6. Yol üstünde bir uğrak: Karl Marx- Friedrich Engels Anıtı'na selam sarkıtmak

Alexanderplatz'dan Katedral'e doğru yürürken, Katedral'in hemen çaprazında, dünya tarihinin seyrini değiştiren bir ideolojinin mimarı olan filozoflar Karl Marx ve Friedrich Engels adına yapılmış anıt ile karşılaştım. Anıtın varlığını biliyor ve uğramak istiyordum ama nerede olduğunu bilmiyordum. 

Siz de en azından geçerken uğrayabilir ve bu düşünürlere bir selam sarkıtabilirsiniz. 

Fotoğraf: Taner Bayram

7. Faşizm ve militarizm kurbanlarına adanmış bir yapıyı ziyaret etmek: Neue Wache

Berlin Katedrali'nden, Brandenburg güzergahında yol boyunca ilerlediğimde yaklaşık 450-500 m sonra Neue Wache isimli güzel ve tarihî bir yapıyla karşılaştım.

1816 yılında yapılan bina bir güvenlik merkezi olarak tasarlanmış olmasına karşın, 1931 bu yana farklı otoritelerce savaş kurbanları için bir anıt olarak kullanılmış. 

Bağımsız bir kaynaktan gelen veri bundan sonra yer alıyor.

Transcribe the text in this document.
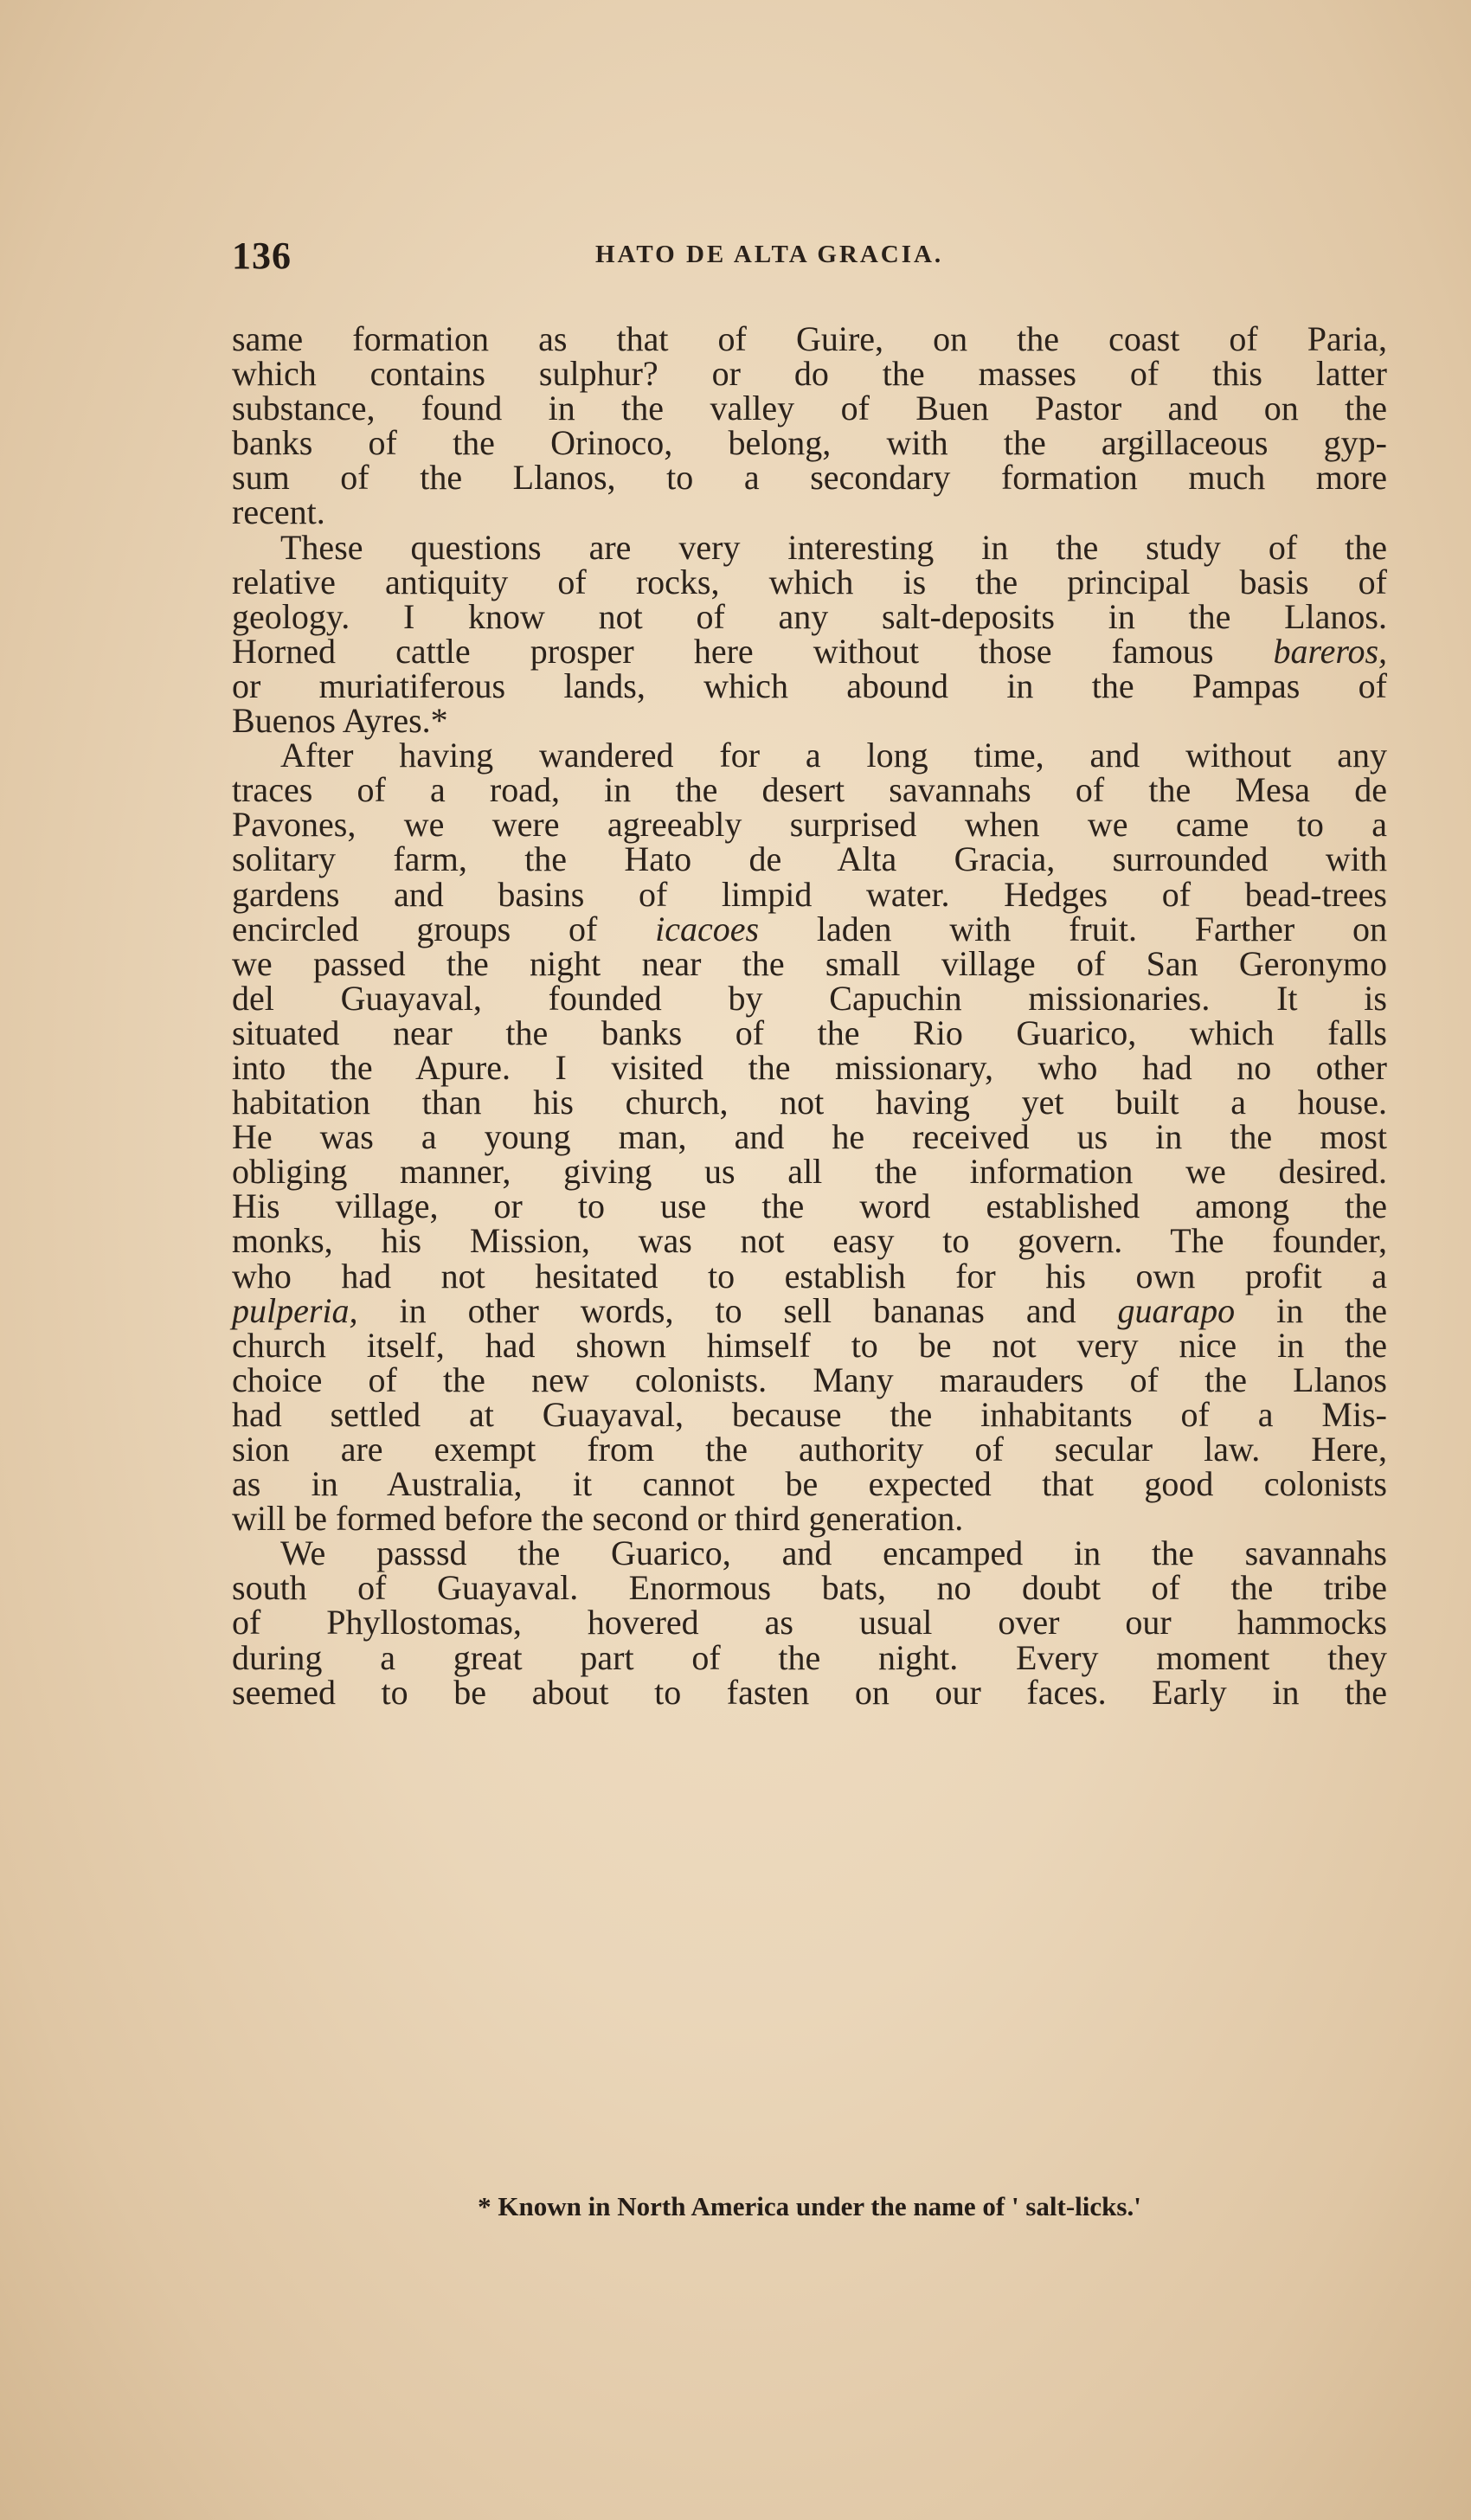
136	HATO DE ALTA GRACIA.
same formation as that of Guire, on the coast of Paria,
which contains sulphur? or do the masses of this latter
substance, found in the valley of Buen Pastor and on the
banks of the Orinoco, belong, with the argillaceous gyp-
sum of the Llanos, to a secondary formation much more
recent.
These questions are very interesting in the study of the
relative antiquity of rocks, which is the principal basis of
geology. I know not of any salt-deposits in the Llanos.
Horned cattle prosper here without those famous bareros,
or muriatiferous lands, which abound in the Pampas of
Buenos Ayres.*
After having wandered for a long time, and without any
traces of a road, in the desert savannahs of the Mesa de
Pavones, we were agreeably surprised when we came to a
solitary farm, the Hato de Alta Gracia, surrounded with
gardens and basins of limpid water. Hedges of bead-trees
encircled groups of icacoes laden with fruit. Farther on
we passed the night near the small village of San Geronymo
del Guayaval, founded by Capuchin missionaries. It is
situated near the banks of the Rio Guarico, which falls
into the Apure. I visited the missionary, who had no other
habitation than his church, not having yet built a house.
He was a young man, and he received us in the most
obliging manner, giving us all the information we desired.
His village, or to use the word established among the
monks, his Mission, was not easy to govern. The founder,
who had not hesitated to establish for his own profit a
pulperia, in other words, to sell bananas and guarapo in the
church itself, had shown himself to be not very nice in the
choice of the new colonists. Many marauders of the Llanos
had settled at Guayaval, because the inhabitants of a Mis-
sion are exempt from the authority of secular law. Here,
as in Australia, it cannot be expected that good colonists
will be formed before the second or third generation.
We passsd the Guarico, and encamped in the savannahs
south of Guayaval. Enormous bats, no doubt of the tribe
of Phyllostomas, hovered as usual over our hammocks
during a great part of the night. Every moment they
seemed to be about to fasten on our faces. Early in the
* Known in North America under the name of ' salt-licks.'
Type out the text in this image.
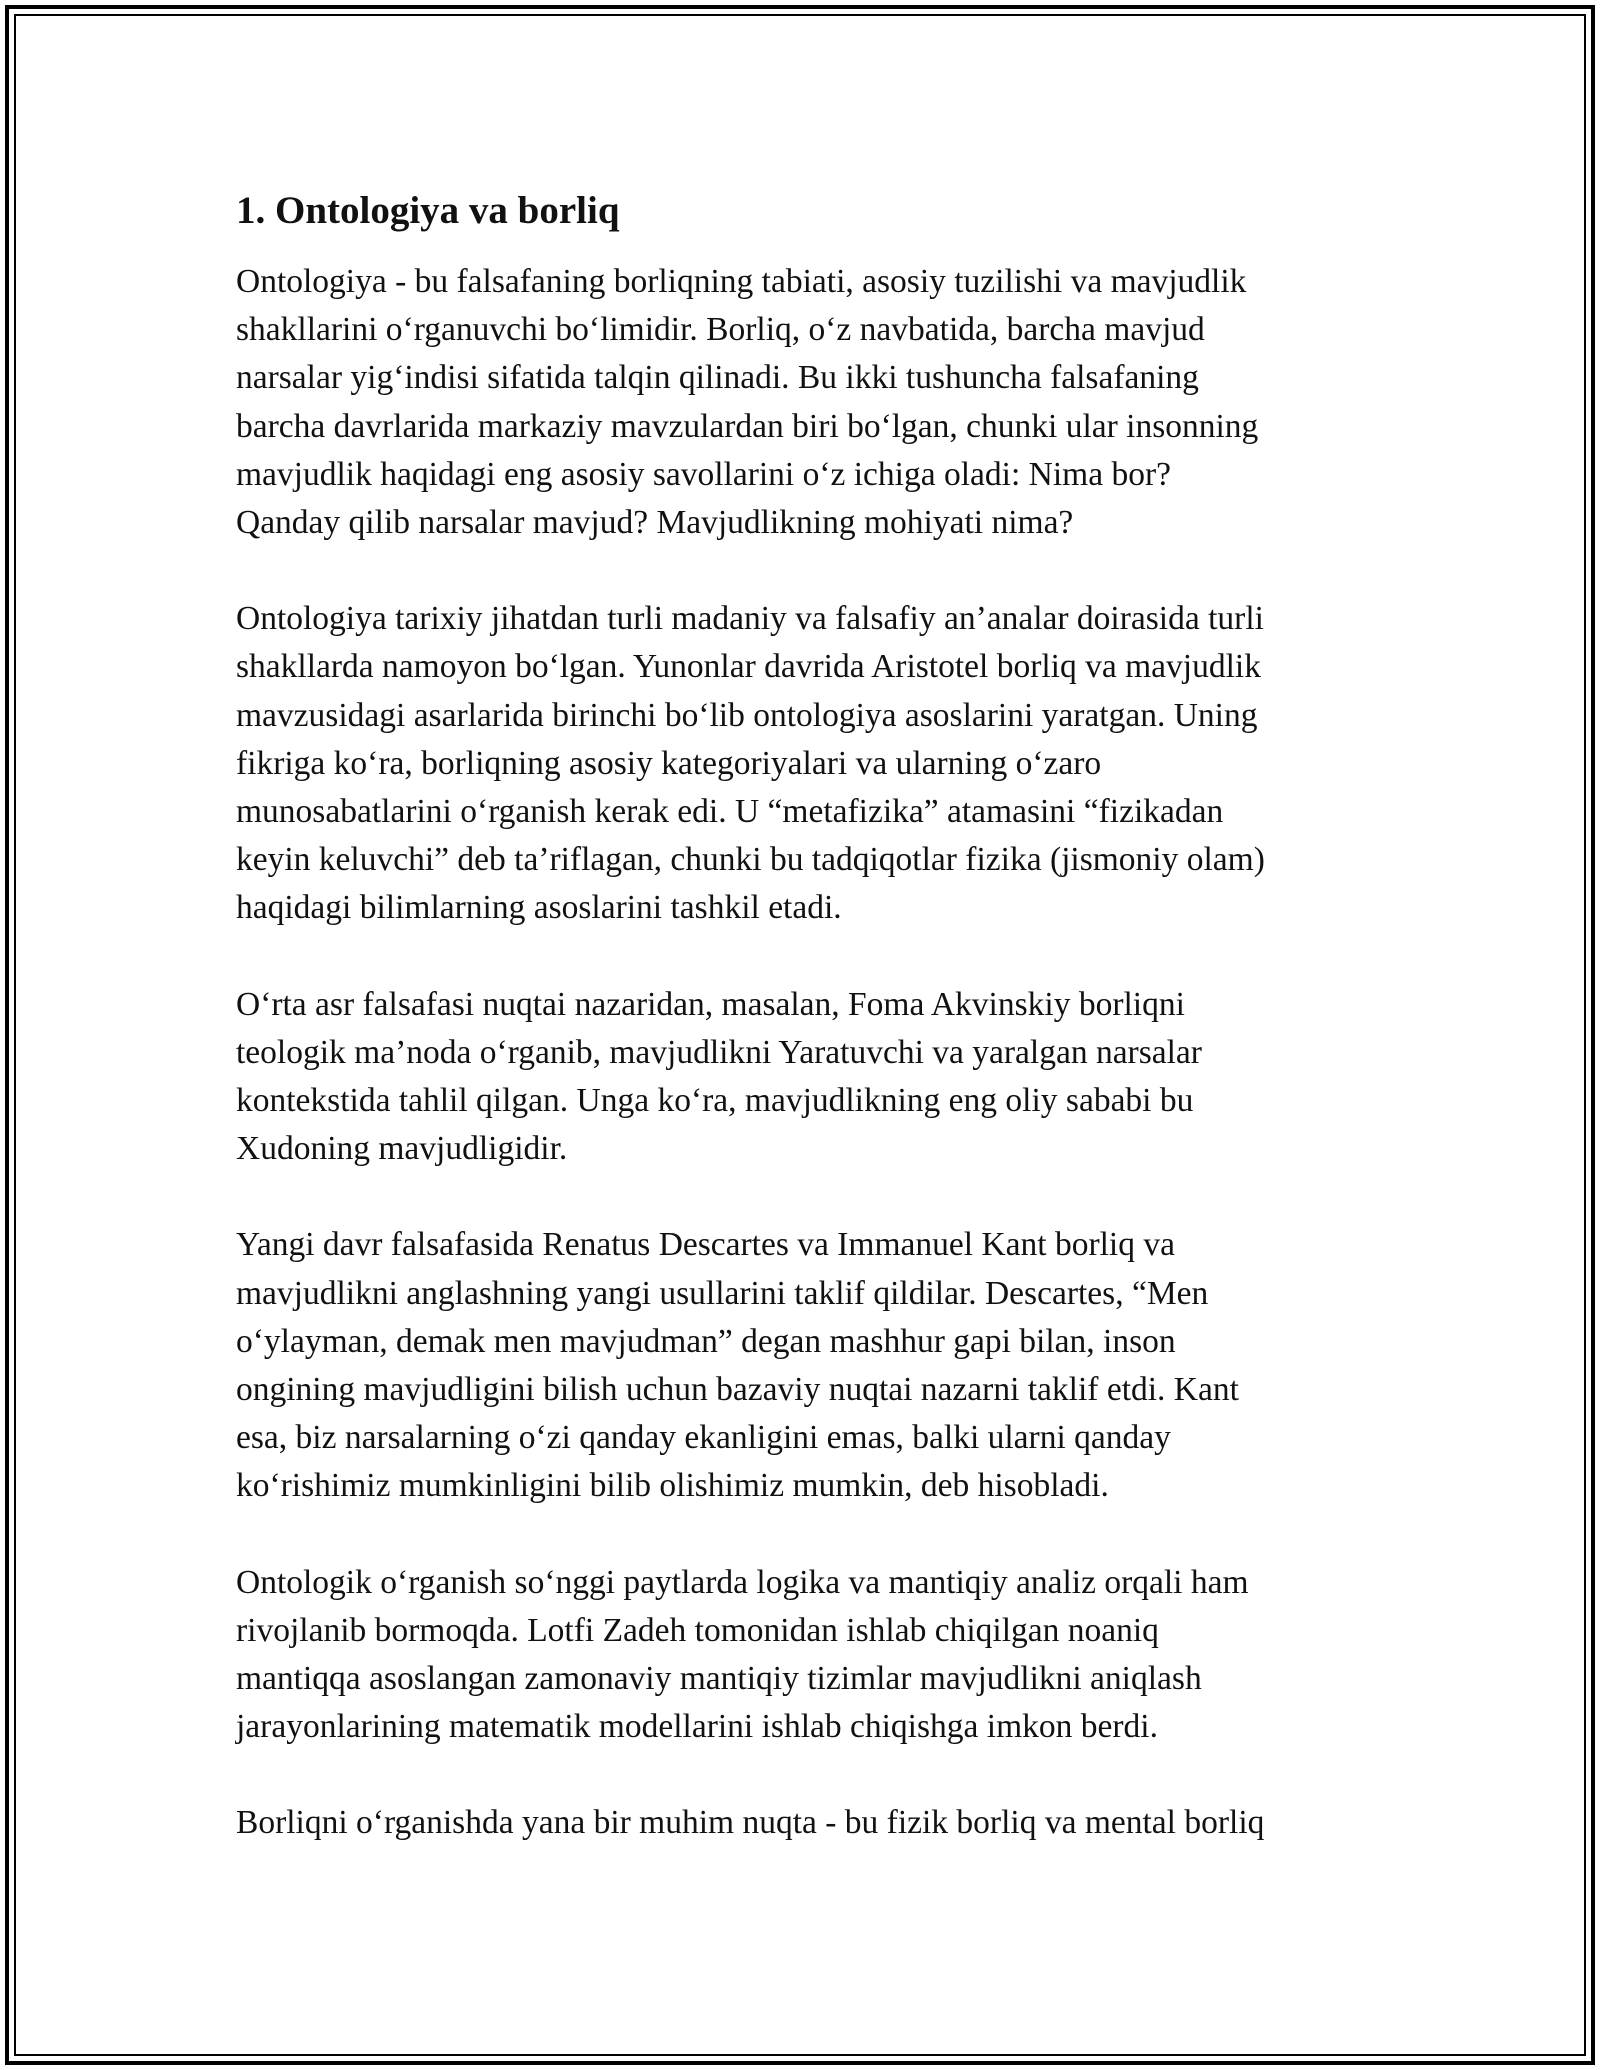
1. Ontologiya va borliq

Ontologiya - bu falsafaning borliqning tabiati, asosiy tuzilishi va mavjudlik
shakllarini o‘rganuvchi bo‘limidir. Borliq, o‘z navbatida, barcha mavjud
narsalar yig‘indisi sifatida talqin qilinadi. Bu ikki tushuncha falsafaning
barcha davrlarida markaziy mavzulardan biri bo‘lgan, chunki ular insonning
mavjudlik haqidagi eng asosiy savollarini o‘z ichiga oladi: Nima bor?
Qanday qilib narsalar mavjud? Mavjudlikning mohiyati nima?

Ontologiya tarixiy jihatdan turli madaniy va falsafiy an’analar doirasida turli
shakllarda namoyon bo‘lgan. Yunonlar davrida Aristotel borliq va mavjudlik
mavzusidagi asarlarida birinchi bo‘lib ontologiya asoslarini yaratgan. Uning
fikriga ko‘ra, borliqning asosiy kategoriyalari va ularning o‘zaro
munosabatlarini o‘rganish kerak edi. U “metafizika” atamasini “fizikadan
keyin keluvchi” deb ta’riflagan, chunki bu tadqiqotlar fizika (jismoniy olam)
haqidagi bilimlarning asoslarini tashkil etadi.

O‘rta asr falsafasi nuqtai nazaridan, masalan, Foma Akvinskiy borliqni
teologik ma’noda o‘rganib, mavjudlikni Yaratuvchi va yaralgan narsalar
kontekstida tahlil qilgan. Unga ko‘ra, mavjudlikning eng oliy sababi bu
Xudoning mavjudligidir.

Yangi davr falsafasida Renatus Descartes va Immanuel Kant borliq va
mavjudlikni anglashning yangi usullarini taklif qildilar. Descartes, “Men
o‘ylayman, demak men mavjudman” degan mashhur gapi bilan, inson
ongining mavjudligini bilish uchun bazaviy nuqtai nazarni taklif etdi. Kant
esa, biz narsalarning o‘zi qanday ekanligini emas, balki ularni qanday
ko‘rishimiz mumkinligini bilib olishimiz mumkin, deb hisobladi.

Ontologik o‘rganish so‘nggi paytlarda logika va mantiqiy analiz orqali ham
rivojlanib bormoqda. Lotfi Zadeh tomonidan ishlab chiqilgan noaniq
mantiqqa asoslangan zamonaviy mantiqiy tizimlar mavjudlikni aniqlash
jarayonlarining matematik modellarini ishlab chiqishga imkon berdi.

Borliqni o‘rganishda yana bir muhim nuqta - bu fizik borliq va mental borliq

Almanya'nın tekrar birleşmesinden sonra Federal Almanya Savaş ve Diktatörlük Kurbanları Merkezi Anıtı olarak kullanılmaya başlanmış.

Yapının içi hakikaten saygı ve huşu uyandırıyor. Sadece birkaç dakika bu atmosferi solumak için yeterli...  

Fotoğraf: Taner Bayram

8. Berlin'in sembolü: Brandenburger Tor'u görmek

Brandenburger Tor'a (Brandenburg Kapısı) geldiğimde ister istemez heyecanlandım. Çünkü nasıl Paris deyince akla ilk Eyfel Kulesi geliyor, en azından benim açımdan da Berlin denilince aklıma ilk Brandenburg Kapısı geliyor. 

Yapıyı hem gündüz hem ışıklandırmanın yeni açıldığı akşamüstü hem de tamamen karanlıkta olmak üzere günün her vakti gördüm. Özellikle görselde gördüğünüz vakitlerde son derece etkileyici olduğunu söyleyebilirim.

Berlin semalarında kuşlar...

Bütün günün yorgunluğundan sonra, akşam saat 9 civarı hostele gittim. Oda arkadaşlarımla tanıştım: Gece gezmesi hazırlığı yapan iki İngiliz kız ve bilgisayarı ile vakit geçiren G.Koreli bir çocuk. Bir süre onlarla sohbet ettikten sonra, ertesi günün programını yaptım ve uyudum. 

Fotoğraf: Taner Bayram

2. Gün

Güne sabah 07.00'de başladım. Hostelimdeki son derece güzel ve kaliteli açık büfe kahvaltının ardından, hazırlanıp mümkün mertebe vakit kaybetmeden yola çıktım.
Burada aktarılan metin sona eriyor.